ギラギラと強気の目つきで軍人を睨め付けるとロナルドは吠えた。


さすが国を代表する軍人ゆえか、ウィリアム卿はそんなロナルドの様子を面白そうに眺めながら口を開いた。


「2ヶ月前にヘルムナート高原の野戦病院がガンバレン国に襲撃されたのは覚えているか」


ぁ、と小さくロナルドは呻いた。
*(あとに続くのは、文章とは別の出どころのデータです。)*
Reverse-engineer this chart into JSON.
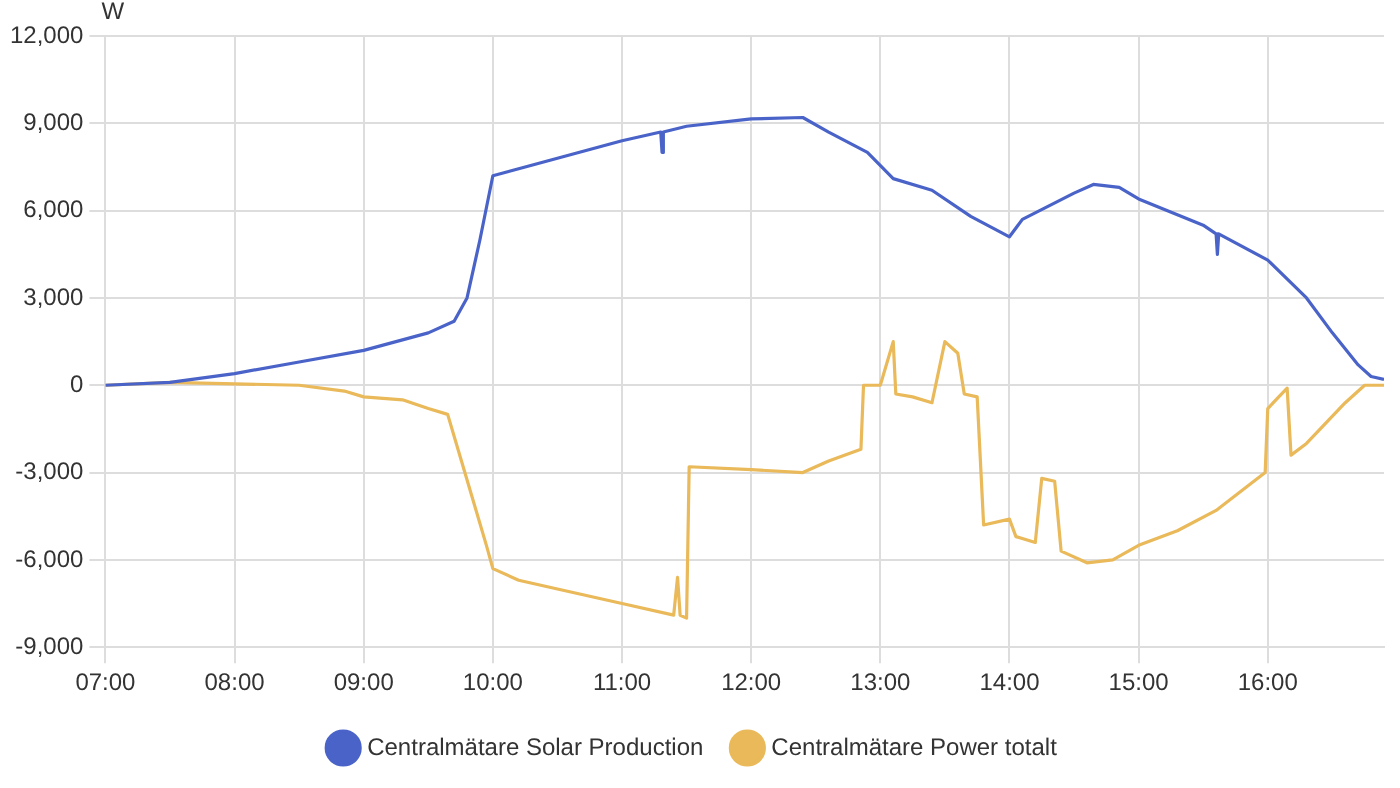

眉間に皺がよる。

話しが戦争がらみであると悟ったからだ。


たちまち脳裏に2年前から起きている、極めてきな臭く残虐な話しが蘇った。


今、グレート・ドルトン王国と協定を結ぶ周辺諸国は一丸となって、ガンバレン国と戦っている。


もともと小さな国であったガンバレン国が、国防相と軍部のクーデターによって大統領と民主主義が倒れたのは一昨年のこと。
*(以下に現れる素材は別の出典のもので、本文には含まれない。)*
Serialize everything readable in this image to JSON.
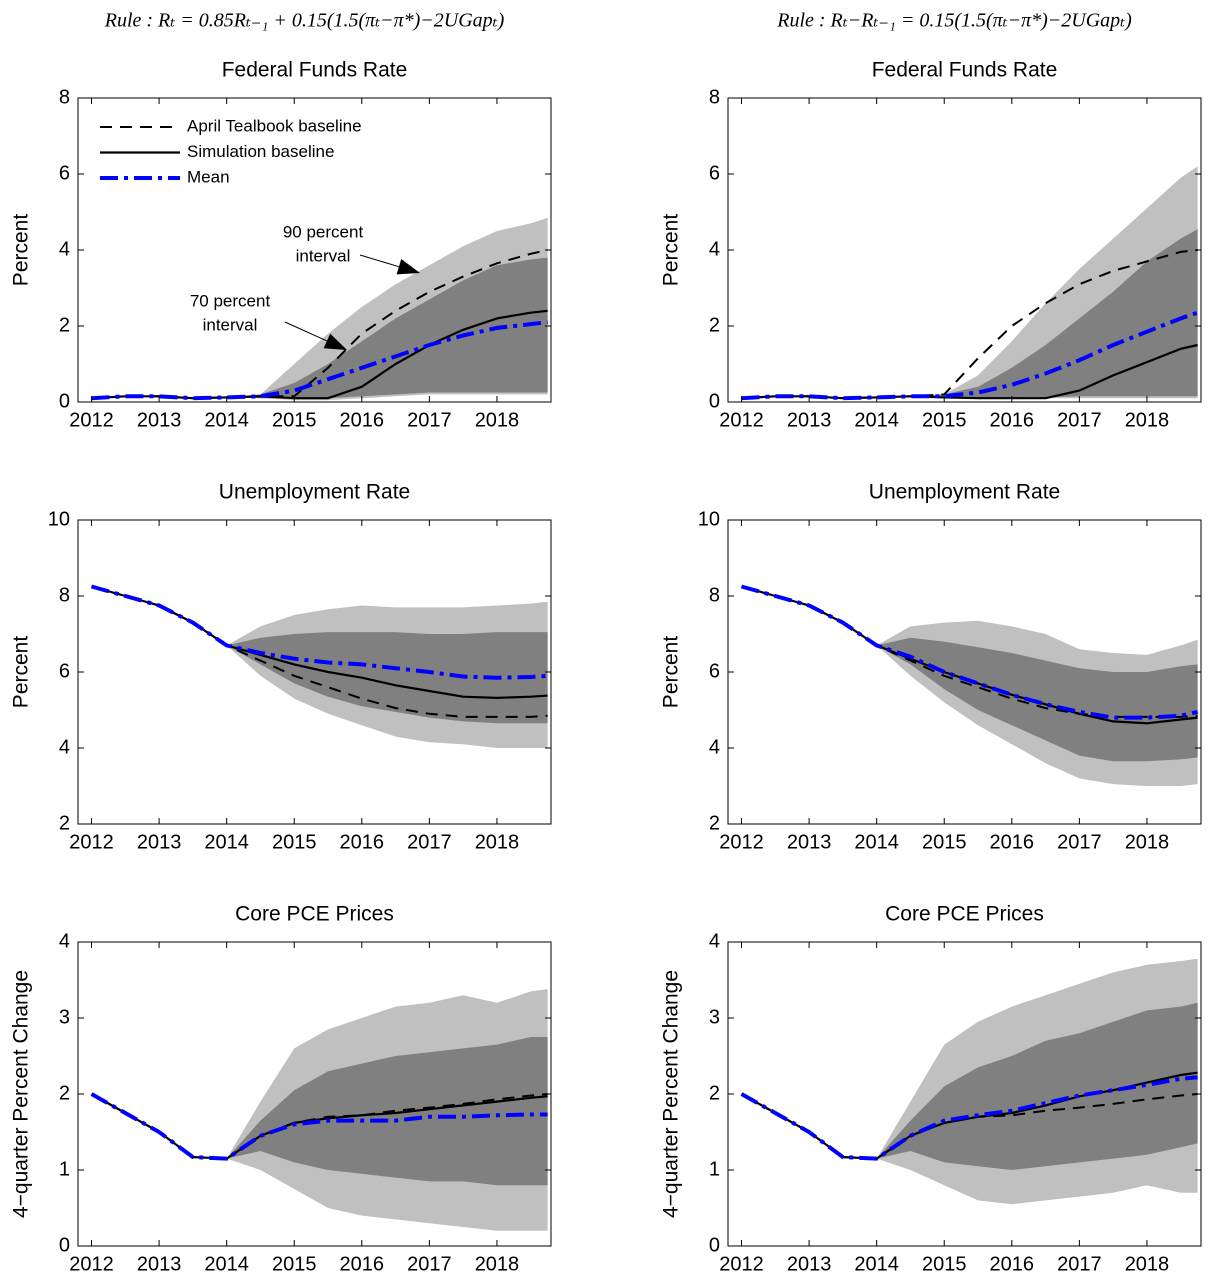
{
  "chart_data": [
    {
      "type": "fan-line",
      "subtitle": "Rule : Rₜ = 0.85Rₜ₋₁ + 0.15(1.5(πₜ−π*)−2UGapₜ)",
      "title": "Federal Funds Rate",
      "ylabel": "Percent",
      "x": [
        2012,
        2012.5,
        2013,
        2013.5,
        2014,
        2014.5,
        2015,
        2015.5,
        2016,
        2016.5,
        2017,
        2017.5,
        2018,
        2018.5,
        2018.75
      ],
      "xlim": [
        2011.8,
        2018.8
      ],
      "xticks": [
        2012,
        2013,
        2014,
        2015,
        2016,
        2017,
        2018
      ],
      "ylim": [
        0,
        8
      ],
      "yticks": [
        0,
        2,
        4,
        6,
        8
      ],
      "legend": true,
      "bands": [
        {
          "color": "#c0c0c0",
          "low": [
            0.1,
            0.15,
            0.15,
            0.1,
            0.12,
            0.1,
            0.05,
            0.05,
            0.1,
            0.15,
            0.2,
            0.2,
            0.2,
            0.2,
            0.2
          ],
          "high": [
            0.1,
            0.15,
            0.15,
            0.1,
            0.12,
            0.2,
            1.0,
            1.8,
            2.5,
            3.1,
            3.6,
            4.1,
            4.5,
            4.7,
            4.85
          ]
        },
        {
          "color": "#808080",
          "low": [
            0.1,
            0.15,
            0.15,
            0.1,
            0.12,
            0.1,
            0.1,
            0.1,
            0.15,
            0.2,
            0.25,
            0.25,
            0.25,
            0.25,
            0.25
          ],
          "high": [
            0.1,
            0.15,
            0.15,
            0.1,
            0.12,
            0.2,
            0.5,
            1.0,
            1.6,
            2.2,
            2.7,
            3.2,
            3.6,
            3.75,
            3.8
          ]
        }
      ],
      "series": [
        {
          "name": "April Tealbook baseline",
          "color": "#000000",
          "style": "dashed",
          "values": [
            0.1,
            0.15,
            0.15,
            0.1,
            0.12,
            0.15,
            0.15,
            0.9,
            1.8,
            2.4,
            2.9,
            3.3,
            3.65,
            3.9,
            4.0
          ]
        },
        {
          "name": "Simulation baseline",
          "color": "#000000",
          "style": "solid",
          "values": [
            0.1,
            0.15,
            0.15,
            0.1,
            0.12,
            0.15,
            0.1,
            0.1,
            0.4,
            1.0,
            1.5,
            1.9,
            2.2,
            2.35,
            2.4
          ]
        },
        {
          "name": "Mean",
          "color": "#0000ff",
          "style": "dashdot",
          "values": [
            0.1,
            0.15,
            0.15,
            0.1,
            0.12,
            0.15,
            0.3,
            0.6,
            0.9,
            1.2,
            1.5,
            1.75,
            1.95,
            2.05,
            2.1
          ]
        }
      ],
      "annotations": [
        {
          "lines": [
            "90 percent",
            "interval"
          ]
        },
        {
          "lines": [
            "70 percent",
            "interval"
          ]
        }
      ]
    },
    {
      "type": "fan-line",
      "subtitle": "Rule : Rₜ−Rₜ₋₁ = 0.15(1.5(πₜ−π*)−2UGapₜ)",
      "title": "Federal Funds Rate",
      "ylabel": "Percent",
      "x": [
        2012,
        2012.5,
        2013,
        2013.5,
        2014,
        2014.5,
        2015,
        2015.5,
        2016,
        2016.5,
        2017,
        2017.5,
        2018,
        2018.5,
        2018.75
      ],
      "xlim": [
        2011.8,
        2018.8
      ],
      "xticks": [
        2012,
        2013,
        2014,
        2015,
        2016,
        2017,
        2018
      ],
      "ylim": [
        0,
        8
      ],
      "yticks": [
        0,
        2,
        4,
        6,
        8
      ],
      "legend": false,
      "bands": [
        {
          "color": "#c0c0c0",
          "low": [
            0.1,
            0.15,
            0.15,
            0.1,
            0.12,
            0.15,
            0.1,
            0.1,
            0.1,
            0.1,
            0.1,
            0.1,
            0.1,
            0.1,
            0.1
          ],
          "high": [
            0.1,
            0.15,
            0.15,
            0.1,
            0.12,
            0.15,
            0.2,
            0.7,
            1.6,
            2.6,
            3.5,
            4.3,
            5.1,
            5.9,
            6.2
          ]
        },
        {
          "color": "#808080",
          "low": [
            0.1,
            0.15,
            0.15,
            0.1,
            0.12,
            0.15,
            0.1,
            0.1,
            0.1,
            0.12,
            0.15,
            0.15,
            0.15,
            0.15,
            0.15
          ],
          "high": [
            0.1,
            0.15,
            0.15,
            0.1,
            0.12,
            0.15,
            0.2,
            0.4,
            0.9,
            1.5,
            2.2,
            2.9,
            3.7,
            4.3,
            4.55
          ]
        }
      ],
      "series": [
        {
          "color": "#000000",
          "style": "dashed",
          "values": [
            0.1,
            0.15,
            0.15,
            0.1,
            0.12,
            0.15,
            0.2,
            1.15,
            2.0,
            2.6,
            3.1,
            3.45,
            3.7,
            3.95,
            4.0
          ]
        },
        {
          "color": "#000000",
          "style": "solid",
          "values": [
            0.1,
            0.15,
            0.15,
            0.1,
            0.12,
            0.15,
            0.12,
            0.1,
            0.1,
            0.1,
            0.3,
            0.7,
            1.05,
            1.4,
            1.5
          ]
        },
        {
          "color": "#0000ff",
          "style": "dashdot",
          "values": [
            0.1,
            0.15,
            0.15,
            0.1,
            0.12,
            0.15,
            0.15,
            0.25,
            0.45,
            0.75,
            1.1,
            1.5,
            1.85,
            2.2,
            2.35
          ]
        }
      ]
    },
    {
      "type": "fan-line",
      "title": "Unemployment Rate",
      "ylabel": "Percent",
      "x": [
        2012,
        2012.5,
        2013,
        2013.5,
        2014,
        2014.5,
        2015,
        2015.5,
        2016,
        2016.5,
        2017,
        2017.5,
        2018,
        2018.5,
        2018.75
      ],
      "xlim": [
        2011.8,
        2018.8
      ],
      "xticks": [
        2012,
        2013,
        2014,
        2015,
        2016,
        2017,
        2018
      ],
      "ylim": [
        2,
        10
      ],
      "yticks": [
        2,
        4,
        6,
        8,
        10
      ],
      "legend": false,
      "bands": [
        {
          "color": "#c0c0c0",
          "low": [
            8.25,
            8.0,
            7.75,
            7.3,
            6.7,
            5.9,
            5.3,
            4.9,
            4.6,
            4.3,
            4.15,
            4.1,
            4.0,
            4.0,
            4.0
          ],
          "high": [
            8.25,
            8.0,
            7.75,
            7.3,
            6.7,
            7.2,
            7.5,
            7.65,
            7.75,
            7.7,
            7.7,
            7.7,
            7.75,
            7.8,
            7.85
          ]
        },
        {
          "color": "#808080",
          "low": [
            8.25,
            8.0,
            7.75,
            7.3,
            6.7,
            6.2,
            5.7,
            5.35,
            5.1,
            4.95,
            4.8,
            4.7,
            4.65,
            4.65,
            4.65
          ],
          "high": [
            8.25,
            8.0,
            7.75,
            7.3,
            6.7,
            6.9,
            7.0,
            7.05,
            7.05,
            7.05,
            7.0,
            7.0,
            7.05,
            7.05,
            7.05
          ]
        }
      ],
      "series": [
        {
          "color": "#000000",
          "style": "dashed",
          "values": [
            8.25,
            8.0,
            7.75,
            7.3,
            6.7,
            6.3,
            5.9,
            5.6,
            5.3,
            5.05,
            4.9,
            4.82,
            4.82,
            4.82,
            4.85
          ]
        },
        {
          "color": "#000000",
          "style": "solid",
          "values": [
            8.25,
            8.0,
            7.75,
            7.3,
            6.7,
            6.45,
            6.2,
            6.0,
            5.85,
            5.65,
            5.5,
            5.35,
            5.32,
            5.35,
            5.38
          ]
        },
        {
          "color": "#0000ff",
          "style": "dashdot",
          "values": [
            8.25,
            8.0,
            7.75,
            7.3,
            6.7,
            6.5,
            6.35,
            6.25,
            6.2,
            6.1,
            6.0,
            5.88,
            5.85,
            5.87,
            5.9
          ]
        }
      ]
    },
    {
      "type": "fan-line",
      "title": "Unemployment Rate",
      "ylabel": "Percent",
      "x": [
        2012,
        2012.5,
        2013,
        2013.5,
        2014,
        2014.5,
        2015,
        2015.5,
        2016,
        2016.5,
        2017,
        2017.5,
        2018,
        2018.5,
        2018.75
      ],
      "xlim": [
        2011.8,
        2018.8
      ],
      "xticks": [
        2012,
        2013,
        2014,
        2015,
        2016,
        2017,
        2018
      ],
      "ylim": [
        2,
        10
      ],
      "yticks": [
        2,
        4,
        6,
        8,
        10
      ],
      "legend": false,
      "bands": [
        {
          "color": "#c0c0c0",
          "low": [
            8.25,
            8.0,
            7.75,
            7.3,
            6.7,
            5.9,
            5.2,
            4.6,
            4.1,
            3.6,
            3.2,
            3.05,
            3.0,
            3.0,
            3.05
          ],
          "high": [
            8.25,
            8.0,
            7.75,
            7.3,
            6.7,
            7.2,
            7.3,
            7.35,
            7.2,
            7.0,
            6.6,
            6.5,
            6.45,
            6.7,
            6.85
          ]
        },
        {
          "color": "#808080",
          "low": [
            8.25,
            8.0,
            7.75,
            7.3,
            6.7,
            6.2,
            5.55,
            5.0,
            4.6,
            4.2,
            3.8,
            3.65,
            3.65,
            3.7,
            3.75
          ],
          "high": [
            8.25,
            8.0,
            7.75,
            7.3,
            6.7,
            6.9,
            6.8,
            6.65,
            6.5,
            6.3,
            6.1,
            6.0,
            6.0,
            6.15,
            6.2
          ]
        }
      ],
      "series": [
        {
          "color": "#000000",
          "style": "dashed",
          "values": [
            8.25,
            8.0,
            7.75,
            7.3,
            6.7,
            6.3,
            5.9,
            5.6,
            5.3,
            5.05,
            4.9,
            4.82,
            4.82,
            4.82,
            4.85
          ]
        },
        {
          "color": "#000000",
          "style": "solid",
          "values": [
            8.25,
            8.0,
            7.75,
            7.3,
            6.7,
            6.35,
            6.0,
            5.7,
            5.4,
            5.15,
            4.9,
            4.7,
            4.65,
            4.75,
            4.8
          ]
        },
        {
          "color": "#0000ff",
          "style": "dashdot",
          "values": [
            8.25,
            8.0,
            7.75,
            7.3,
            6.7,
            6.4,
            6.0,
            5.7,
            5.4,
            5.15,
            4.95,
            4.8,
            4.8,
            4.85,
            4.95
          ]
        }
      ]
    },
    {
      "type": "fan-line",
      "title": "Core PCE Prices",
      "ylabel": "4−quarter Percent Change",
      "x": [
        2012,
        2012.5,
        2013,
        2013.5,
        2014,
        2014.5,
        2015,
        2015.5,
        2016,
        2016.5,
        2017,
        2017.5,
        2018,
        2018.5,
        2018.75
      ],
      "xlim": [
        2011.8,
        2018.8
      ],
      "xticks": [
        2012,
        2013,
        2014,
        2015,
        2016,
        2017,
        2018
      ],
      "ylim": [
        0,
        4
      ],
      "yticks": [
        0,
        1,
        2,
        3,
        4
      ],
      "legend": false,
      "bands": [
        {
          "color": "#c0c0c0",
          "low": [
            2.0,
            1.75,
            1.5,
            1.17,
            1.15,
            1.0,
            0.75,
            0.5,
            0.4,
            0.35,
            0.3,
            0.25,
            0.2,
            0.2,
            0.2
          ],
          "high": [
            2.0,
            1.75,
            1.5,
            1.17,
            1.15,
            1.9,
            2.6,
            2.85,
            3.0,
            3.15,
            3.2,
            3.3,
            3.2,
            3.35,
            3.38
          ]
        },
        {
          "color": "#808080",
          "low": [
            2.0,
            1.75,
            1.5,
            1.17,
            1.15,
            1.25,
            1.1,
            1.0,
            0.95,
            0.9,
            0.85,
            0.85,
            0.8,
            0.8,
            0.8
          ],
          "high": [
            2.0,
            1.75,
            1.5,
            1.17,
            1.15,
            1.65,
            2.05,
            2.3,
            2.4,
            2.5,
            2.55,
            2.6,
            2.65,
            2.75,
            2.75
          ]
        }
      ],
      "series": [
        {
          "color": "#000000",
          "style": "dashed",
          "values": [
            2.0,
            1.75,
            1.5,
            1.17,
            1.15,
            1.45,
            1.62,
            1.7,
            1.72,
            1.78,
            1.82,
            1.87,
            1.93,
            1.98,
            2.0
          ]
        },
        {
          "color": "#000000",
          "style": "solid",
          "values": [
            2.0,
            1.75,
            1.5,
            1.17,
            1.15,
            1.45,
            1.62,
            1.68,
            1.72,
            1.75,
            1.8,
            1.85,
            1.9,
            1.95,
            1.97
          ]
        },
        {
          "color": "#0000ff",
          "style": "dashdot",
          "values": [
            2.0,
            1.75,
            1.5,
            1.17,
            1.15,
            1.45,
            1.6,
            1.65,
            1.65,
            1.65,
            1.7,
            1.7,
            1.72,
            1.73,
            1.73
          ]
        }
      ]
    },
    {
      "type": "fan-line",
      "title": "Core PCE Prices",
      "ylabel": "4−quarter Percent Change",
      "x": [
        2012,
        2012.5,
        2013,
        2013.5,
        2014,
        2014.5,
        2015,
        2015.5,
        2016,
        2016.5,
        2017,
        2017.5,
        2018,
        2018.5,
        2018.75
      ],
      "xlim": [
        2011.8,
        2018.8
      ],
      "xticks": [
        2012,
        2013,
        2014,
        2015,
        2016,
        2017,
        2018
      ],
      "ylim": [
        0,
        4
      ],
      "yticks": [
        0,
        1,
        2,
        3,
        4
      ],
      "legend": false,
      "bands": [
        {
          "color": "#c0c0c0",
          "low": [
            2.0,
            1.75,
            1.5,
            1.17,
            1.15,
            1.0,
            0.8,
            0.6,
            0.55,
            0.6,
            0.65,
            0.7,
            0.8,
            0.7,
            0.7
          ],
          "high": [
            2.0,
            1.75,
            1.5,
            1.17,
            1.15,
            1.9,
            2.65,
            2.95,
            3.15,
            3.3,
            3.45,
            3.6,
            3.7,
            3.75,
            3.78
          ]
        },
        {
          "color": "#808080",
          "low": [
            2.0,
            1.75,
            1.5,
            1.17,
            1.15,
            1.25,
            1.1,
            1.05,
            1.0,
            1.05,
            1.1,
            1.15,
            1.2,
            1.3,
            1.35
          ],
          "high": [
            2.0,
            1.75,
            1.5,
            1.17,
            1.15,
            1.65,
            2.1,
            2.35,
            2.5,
            2.7,
            2.8,
            2.95,
            3.1,
            3.15,
            3.2
          ]
        }
      ],
      "series": [
        {
          "color": "#000000",
          "style": "dashed",
          "values": [
            2.0,
            1.75,
            1.5,
            1.17,
            1.15,
            1.45,
            1.62,
            1.7,
            1.72,
            1.78,
            1.82,
            1.87,
            1.93,
            1.98,
            2.0
          ]
        },
        {
          "color": "#000000",
          "style": "solid",
          "values": [
            2.0,
            1.75,
            1.5,
            1.17,
            1.15,
            1.45,
            1.62,
            1.7,
            1.75,
            1.85,
            1.97,
            2.05,
            2.15,
            2.25,
            2.28
          ]
        },
        {
          "color": "#0000ff",
          "style": "dashdot",
          "values": [
            2.0,
            1.75,
            1.5,
            1.17,
            1.15,
            1.45,
            1.65,
            1.72,
            1.78,
            1.88,
            1.98,
            2.05,
            2.12,
            2.2,
            2.22
          ]
        }
      ]
    }
  ]
}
化学兵器を使い大統領の軍を制圧すると、軍部代表の国防相が国を掌握した。


それだけであれば自国内の紛争と世界も眺めていただろうが、狡猾なガンバレン国の国防相は希少な資源を狙って戦争を起こしたのだ。


隣国のウクィーナ共和国に侵攻し内政干渉、属国にすることを世界中に宣言した。


当然ながら先進国達はそれを許すわけもなく、多国籍軍を現地に派遣。

わが国の王国軍も属国解放のための戦線に出ているのだ。


2ヶ月前のヘルムナート高原の野戦病院銃撃事件は記憶に新しい。


それまでは民間施設は狙わずにいたガンバレン国が病院を、兵士が入院しているかもしれないという理由で襲撃し、何も関係のない民間人を巻き添えに殺そうとしたことで世界中から非難をされた。
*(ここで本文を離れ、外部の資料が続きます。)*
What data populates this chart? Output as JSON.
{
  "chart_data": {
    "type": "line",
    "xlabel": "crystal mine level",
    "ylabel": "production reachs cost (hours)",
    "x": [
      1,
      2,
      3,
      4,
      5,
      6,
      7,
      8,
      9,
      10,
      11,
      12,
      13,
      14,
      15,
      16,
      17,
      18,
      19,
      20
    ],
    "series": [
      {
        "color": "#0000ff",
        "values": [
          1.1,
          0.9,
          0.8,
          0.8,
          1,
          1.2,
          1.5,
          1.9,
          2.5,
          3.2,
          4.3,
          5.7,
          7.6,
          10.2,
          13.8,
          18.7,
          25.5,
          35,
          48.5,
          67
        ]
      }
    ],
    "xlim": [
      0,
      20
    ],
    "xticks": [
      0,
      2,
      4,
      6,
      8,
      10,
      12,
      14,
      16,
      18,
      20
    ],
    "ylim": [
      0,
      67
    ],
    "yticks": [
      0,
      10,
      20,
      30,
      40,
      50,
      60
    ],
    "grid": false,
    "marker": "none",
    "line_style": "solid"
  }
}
「もちろん覚えてます。あれは襲撃されたが我が王国軍の抵抗のお陰で患者も医療従事者も職員も死傷者なしで、全員逃げることができたと発表されたが」


ロナルドの言葉にうむ、とウィリアム卿は小さく頷いた。


「確かにそうだ。ただ1つだけ発表をしなかったことがある。」


「なんですか?」


「病院の護衛にあたっていた兵士が1人だけ行方不明になったのだ。どうやら自分を囮にして敵兵の注意を自分に向けさせ、その間に全員を逃した」



「それはなんと無茶な!!軍人の教育を受けてるんですか?まともな兵士のやる事じゃない!!」


映画かドラマの見過ぎですよ、頭悪いんじゃないか、、、とあまりにも戦争に似つかわしくないやり口に軽くディスると、目の前の閣下は渋い顔をした。


「その兵士は当然ながら行方不明になり、我々ももはや死亡したのだろうと諦めかけていたところ、襲撃されてから16時間後に、負傷兵を発見したと軍司令部に連絡が来た」


そう言うと、ウィリアム卿はロナルドを真っ直ぐに見据えると言葉を継いだ。


「君からだ」


えぇっーーーーー!!というロナルドの驚愕の声が部屋中に響いた。